Preparation of the Thermal-assisted Self-healing Bionic Super Slippery Surface on Aluminum Alloy Substrate and the Effect of Lubricant on Its Performance

The super slippery surface inspired by Nepenthes shows excellent properties such as liquid repellency and antifouling. However, when the lubrications film on the bionic super slippery surface is damaged, its super slippery property will be destroyed. Therefore, preparation of bionic super slippery surfaces with self-healing properties is crucial to solve the problem of poor durability. This paper first uses anode oxidation method to prepare a tapered microstructure on the surface of the aluminum alloy substrate, then uses perfluorosilane for low-energy modification, and finally injects three different lubrications of perfluoropolyether, low-viscosity silicone oil and high-viscosity silicone oil into the microstructure gap. Three bionic super slippery surfaces are obtained.

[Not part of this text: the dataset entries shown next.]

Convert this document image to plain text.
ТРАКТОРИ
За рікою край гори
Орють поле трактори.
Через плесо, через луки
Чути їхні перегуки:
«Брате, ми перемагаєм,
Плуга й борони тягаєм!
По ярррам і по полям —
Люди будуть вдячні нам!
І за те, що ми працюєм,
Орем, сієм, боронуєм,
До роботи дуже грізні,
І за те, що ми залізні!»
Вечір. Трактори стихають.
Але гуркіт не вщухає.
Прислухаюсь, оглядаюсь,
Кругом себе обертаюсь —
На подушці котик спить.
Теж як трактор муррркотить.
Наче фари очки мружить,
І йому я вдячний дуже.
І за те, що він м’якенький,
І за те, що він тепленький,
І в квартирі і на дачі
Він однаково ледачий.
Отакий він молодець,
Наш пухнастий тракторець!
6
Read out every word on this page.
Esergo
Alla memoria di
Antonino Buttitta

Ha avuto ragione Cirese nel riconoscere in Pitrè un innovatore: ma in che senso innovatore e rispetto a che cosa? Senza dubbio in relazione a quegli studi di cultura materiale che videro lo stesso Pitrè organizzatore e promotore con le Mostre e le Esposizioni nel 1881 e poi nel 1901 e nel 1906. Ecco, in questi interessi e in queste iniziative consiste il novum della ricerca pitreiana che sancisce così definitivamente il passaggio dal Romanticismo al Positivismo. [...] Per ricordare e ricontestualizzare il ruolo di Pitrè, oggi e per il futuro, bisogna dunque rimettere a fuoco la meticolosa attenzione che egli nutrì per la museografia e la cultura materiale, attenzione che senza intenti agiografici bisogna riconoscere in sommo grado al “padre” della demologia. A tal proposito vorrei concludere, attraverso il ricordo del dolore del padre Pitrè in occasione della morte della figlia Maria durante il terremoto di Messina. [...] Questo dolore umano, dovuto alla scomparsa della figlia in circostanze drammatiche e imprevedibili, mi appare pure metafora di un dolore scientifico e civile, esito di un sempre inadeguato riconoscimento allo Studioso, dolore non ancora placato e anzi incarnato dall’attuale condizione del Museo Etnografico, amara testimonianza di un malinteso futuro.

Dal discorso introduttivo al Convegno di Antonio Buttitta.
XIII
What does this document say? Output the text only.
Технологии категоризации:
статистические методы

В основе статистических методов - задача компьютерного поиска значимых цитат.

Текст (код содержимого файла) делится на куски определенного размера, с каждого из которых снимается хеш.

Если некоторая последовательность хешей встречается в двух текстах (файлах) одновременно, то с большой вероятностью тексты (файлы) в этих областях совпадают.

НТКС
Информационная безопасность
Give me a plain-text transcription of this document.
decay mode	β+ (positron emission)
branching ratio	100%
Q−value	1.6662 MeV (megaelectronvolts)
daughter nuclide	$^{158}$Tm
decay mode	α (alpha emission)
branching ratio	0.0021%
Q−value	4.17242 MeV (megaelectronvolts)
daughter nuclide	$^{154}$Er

The contact angles of water droplets on these three bionic super slippery surfaces are similar to 116 degrees, similar to 105 degrees and similar to 103 degrees, respectively, and the sliding angles are similar to 10 degrees, similar to 10 degrees, and similar to 9 degrees, respectively. The experimental results indicate that the bionic super slippery surfaces with perfluoropolyether and low-viscosity silicone oil show better self-cleaning and antifouling properties than the bionic super slippery surface with high-viscosity silicone oil, which can effectively prevent the failure of liquid repellency caused by the accumulation of pollutants. In addition, the bionic super slippery surface with perfluoropolyether and low-viscosity silicone oil show excellent thermal-assisted self-healing property, and the hydrophobicity after heal is basically the same as that of newly prepared samples. However, the bionic super slippery surface with high-viscosity silicone oil only shows a certain degree of self-healing, and the hydrophobicity of the healed sample is different from that of the newly prepared sample. Therefore, the prepared bionic super slippery surfaces on aluminum alloy substrate with thermally assisted self-healing property would show potential application prospect in marine anti-biofouling. A solution is providef for overcoming the poor durability of the traditional bionic super slippery surface.